WILLIAMS v. JACKSON.
Gregory Williams appeals from the trial court's dismissal of his lawsuit against Reginald Jackson for insufficient service. We discern no error and affirm.
The record reveals that following a March 29, 2002 car accident in DeKalb County, Williams filed a personal injury lawsuit against Jackson. On April 1, 2003, the DeKalb County Sheriff attempted to serve Jackson at the address listed in Williams's complaint and on the accident report, but was unsuccessful because Jackson no longer lived at that address. Jackson filed an answer on April 24, 2003, and raised the defense of insufficient service.
Nearly a month later, Williams moved to have Jackson served by publication pursuant to OCGA § 33-7-11(e).
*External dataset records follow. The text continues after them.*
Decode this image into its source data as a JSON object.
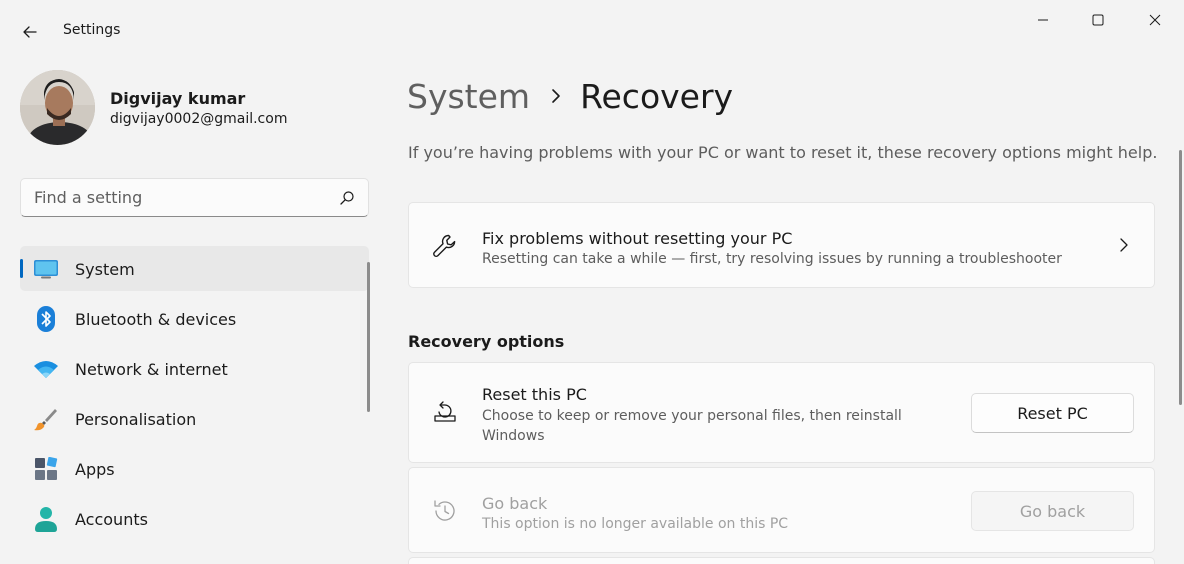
{
  "window": {
    "title": "Settings",
    "controls": {
      "minimize": "minimize-icon",
      "maximize": "maximize-icon",
      "close": "close-icon"
    }
  },
  "profile": {
    "name": "Digvijay kumar",
    "email": "digvijay0002@gmail.com"
  },
  "search": {
    "placeholder": "Find a setting",
    "value": ""
  },
  "sidebar": {
    "accent": "#0067c0",
    "items": [
      {
        "label": "System",
        "icon": "monitor-icon",
        "active": true
      },
      {
        "label": "Bluetooth & devices",
        "icon": "bluetooth-icon"
      },
      {
        "label": "Network & internet",
        "icon": "wifi-icon"
      },
      {
        "label": "Personalisation",
        "icon": "paintbrush-icon"
      },
      {
        "label": "Apps",
        "icon": "apps-icon"
      },
      {
        "label": "Accounts",
        "icon": "account-icon"
      }
    ]
  },
  "main": {
    "breadcrumb": {
      "parent": "System",
      "current": "Recovery"
    },
    "intro": "If you’re having problems with your PC or want to reset it, these recovery options might help.",
    "fix_card": {
      "title": "Fix problems without resetting your PC",
      "description": "Resetting can take a while — first, try resolving issues by running a troubleshooter",
      "icon": "wrench-icon"
    },
    "section_heading": "Recovery options",
    "reset_card": {
      "title": "Reset this PC",
      "description": "Choose to keep or remove your personal files, then reinstall Windows",
      "button": "Reset PC",
      "icon": "reset-pc-icon"
    },
    "goback_card": {
      "title": "Go back",
      "description": "This option is no longer available on this PC",
      "button": "Go back",
      "icon": "history-icon",
      "enabled": false
    }
  }
}
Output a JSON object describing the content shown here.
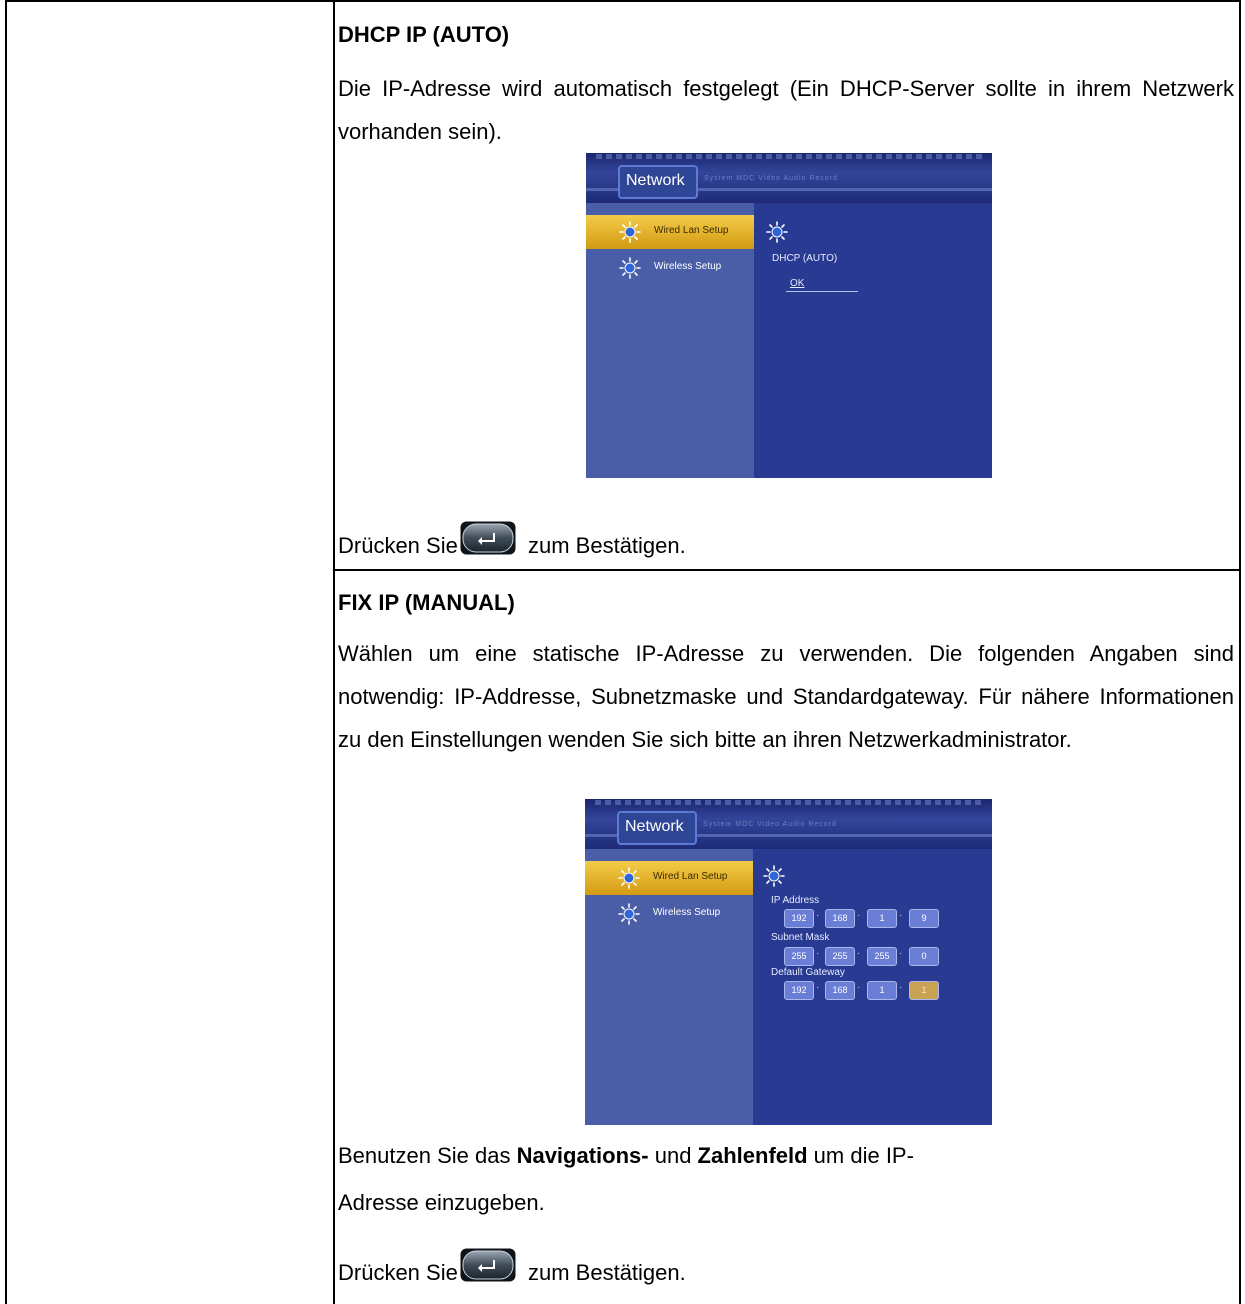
{
  "section1": {
    "title": "DHCP IP (AUTO)",
    "description": "Die IP-Adresse wird automatisch festgelegt (Ein DHCP-Server sollte in ihrem Netzwerk vorhanden sein).",
    "confirm_prefix": "Drücken Sie",
    "confirm_suffix": "zum Bestätigen.",
    "screen": {
      "tab": "Network",
      "other_tabs": "System   MDC   Video   Audio   Record",
      "menu_items": [
        "Wired Lan Setup",
        "Wireless Setup"
      ],
      "mode_label": "DHCP (AUTO)",
      "ok_label": "OK"
    }
  },
  "section2": {
    "title": "FIX IP (MANUAL)",
    "description": "Wählen um eine statische IP-Adresse zu verwenden. Die folgenden Angaben sind notwendig: IP-Addresse, Subnetzmaske und Standardgateway. Für nähere Informationen zu den Einstellungen wenden Sie sich bitte an ihren Netzwerkadministrator.",
    "instruction_1a": "Benutzen Sie das ",
    "instruction_1b": "Navigations-",
    "instruction_1c": " und ",
    "instruction_1d": "Zahlenfeld",
    "instruction_1e": " um die IP-",
    "instruction_2": "Adresse einzugeben.",
    "confirm_prefix": "Drücken Sie",
    "confirm_suffix": "zum Bestätigen.",
    "screen": {
      "tab": "Network",
      "other_tabs": "System   MDC   Video   Audio   Record",
      "menu_items": [
        "Wired Lan Setup",
        "Wireless Setup"
      ],
      "ip_label": "IP Address",
      "ip": [
        "192",
        "168",
        "1",
        "9"
      ],
      "subnet_label": "Subnet Mask",
      "subnet": [
        "255",
        "255",
        "255",
        "0"
      ],
      "gateway_label": "Default Gateway",
      "gateway": [
        "192",
        "168",
        "1",
        "1"
      ]
    }
  },
  "colors": {
    "tv_background": "#22327e",
    "tv_left_panel": "#4a5ea8",
    "tv_selected_item": "#e0ac22",
    "ip_box": "#6a7ed6",
    "ip_box_highlight": "#c9a253"
  },
  "icons": [
    "sun-icon",
    "enter-button-icon"
  ]
}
The court granted the motion, and notices were published in the DeKalb County legal newspaper on June 19, June 26, July 3, and July 10, 2003.
On July 21, 2004, Jackson moved to dismiss the lawsuit for lack of service. At that time Jackson still had not been personally served with the lawsuit, and he averred that he had not been evading service. Williams responded to the motion by arguing that his effort to serve Jackson by publication within the applicable statute of limitation evinced the diligence necessary to perfect service on Jackson.
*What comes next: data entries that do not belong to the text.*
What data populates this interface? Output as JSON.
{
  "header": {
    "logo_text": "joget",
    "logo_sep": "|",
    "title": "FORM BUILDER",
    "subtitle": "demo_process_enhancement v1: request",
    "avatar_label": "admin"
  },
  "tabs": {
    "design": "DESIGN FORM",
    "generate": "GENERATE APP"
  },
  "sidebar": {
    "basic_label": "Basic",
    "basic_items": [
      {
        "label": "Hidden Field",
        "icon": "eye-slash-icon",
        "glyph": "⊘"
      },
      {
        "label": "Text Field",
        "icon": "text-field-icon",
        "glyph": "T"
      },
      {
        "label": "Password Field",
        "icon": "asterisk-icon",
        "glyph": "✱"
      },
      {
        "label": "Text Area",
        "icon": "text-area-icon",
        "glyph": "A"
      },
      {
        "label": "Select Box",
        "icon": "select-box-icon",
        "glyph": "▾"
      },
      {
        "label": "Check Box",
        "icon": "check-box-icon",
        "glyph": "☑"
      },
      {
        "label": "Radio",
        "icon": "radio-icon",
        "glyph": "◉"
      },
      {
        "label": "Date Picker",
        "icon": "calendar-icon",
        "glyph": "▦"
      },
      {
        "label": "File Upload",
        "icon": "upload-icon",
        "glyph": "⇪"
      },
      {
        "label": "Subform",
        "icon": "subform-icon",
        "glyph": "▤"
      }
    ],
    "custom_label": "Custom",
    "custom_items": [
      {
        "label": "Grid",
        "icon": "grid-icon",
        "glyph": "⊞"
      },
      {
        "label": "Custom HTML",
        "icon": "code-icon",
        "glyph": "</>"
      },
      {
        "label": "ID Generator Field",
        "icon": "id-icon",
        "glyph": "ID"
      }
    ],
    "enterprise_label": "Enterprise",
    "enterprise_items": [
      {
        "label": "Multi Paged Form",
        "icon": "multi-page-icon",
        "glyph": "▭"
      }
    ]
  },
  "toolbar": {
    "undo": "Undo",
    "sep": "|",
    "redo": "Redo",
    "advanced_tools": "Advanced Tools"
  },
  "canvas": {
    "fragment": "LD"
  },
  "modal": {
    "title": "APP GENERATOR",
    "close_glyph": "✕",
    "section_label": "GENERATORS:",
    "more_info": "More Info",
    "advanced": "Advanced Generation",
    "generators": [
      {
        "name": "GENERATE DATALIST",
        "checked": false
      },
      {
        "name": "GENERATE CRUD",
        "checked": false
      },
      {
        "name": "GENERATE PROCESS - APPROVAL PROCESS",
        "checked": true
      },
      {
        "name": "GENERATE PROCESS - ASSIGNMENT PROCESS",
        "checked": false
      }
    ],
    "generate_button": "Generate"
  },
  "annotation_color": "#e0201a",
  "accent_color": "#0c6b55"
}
Jackson was personally served with the lawsuit on August 26, 2004-nearly five months after the applicable statute of limitation expired. See OCGA § 9-3-33. The record does not indicate that Williams made any effort to serve Jackson personally after attempting to serve him by publication. The trial court granted Jackson's motion to dismiss for lack of service, and Williams now appeals.
A trial court's finding of insufficient service of process will be upheld on appeal absent a showing of an abuse of discretion. Franchell v. Clark, 241 Ga.App. 128, 131(3), 524 S.E.2d 512 (1999). Factual disputes regarding service are to be resolved by the trial court, and the court's findings will be upheld if there is any evidence to support them. See Terrell v. Porter, 189 Ga.App. 778, 779(1), 377 S.E.2d 540 (1989).
In order to toll the statute of limitation after the timely filing of a complaint, a plaintiff must show that he acted in a reasonable and diligent manner in attempting to effectuate proper service. Patterson v. Johnson, 226 Ga.App. 396, 397, 486 S.E.2d 660 (1997). When the statute of limitation has expired, and a defendant raises the issue of defective service in his answer, the plaintiff must act with “the greatest possible diligence” from that point forward in order to serve the defendant (and have such service relate back to the filing of the complaint) or risk dismissal of his case. See Ingraham v. Marr, 246 Ga.App. 445, 447(2), 540 S.E.2d 652 (2000).
The factors relevant to service by publication are not to be confused with the standards and purpose for personal service. “[S]ervice by publication does not require a showing that service has been attempted but only that the party to be served has departed from the state, or cannot, after due diligence, be found within the state, or conceals himself to avoid the service of summons.” (Citations and punctuation omitted.) Wilson v. State Farm, etc., Ins. Co., 239 Ga.App. 168, 170, 520 S.E.2d 917 (1999).
Service by publication is necessary on a known but unlocateable uninsured motorist to satisfy the condition precedent of a nominal judgment under OCGA § 33-7-11(d) before the uninsured motorist carrier may be liable under the insured's contract and the uninsured motorist statute. The nominal judgment is subject to collateral attack by the uninsured motorist at any time, because he or she has never been personally served.
(Citations omitted.) Id. Indeed, “service by publication is insufficient to confer in personam jurisdiction over [a] defendant.” (Citations and punctuation omitted.) Id. at 171, 520 S.E.2d 917.
Here, even though Williams may have exercised the requisite due diligence to find Jackson in order to authorize service by publication, there is no evidence of record that he acted with the greatest possible diligence to serve Jackson personally after Jackson had filed his answer and the statute of limitation had run. Service by publication alone was insufficient for the court to obtain personal jurisdiction over Jackson and for Williams to obtain a personal judgment against him. See Wilson, supra, 239 Ga.App. at 171, 520 S.E.2d 917. Nor has Williams provided any evidence of efforts that he took to personally serve Jackson after the statute of limitation had run. The trial court did not abuse its discretion in dismissing Williams's lawsuit for lack of service. See, e.g., Ingraham, supra, 246 Ga.App. at 447-448(2), 540 S.E.2d 652.
BLACKBURN, P.J., and BERNES, J., concur.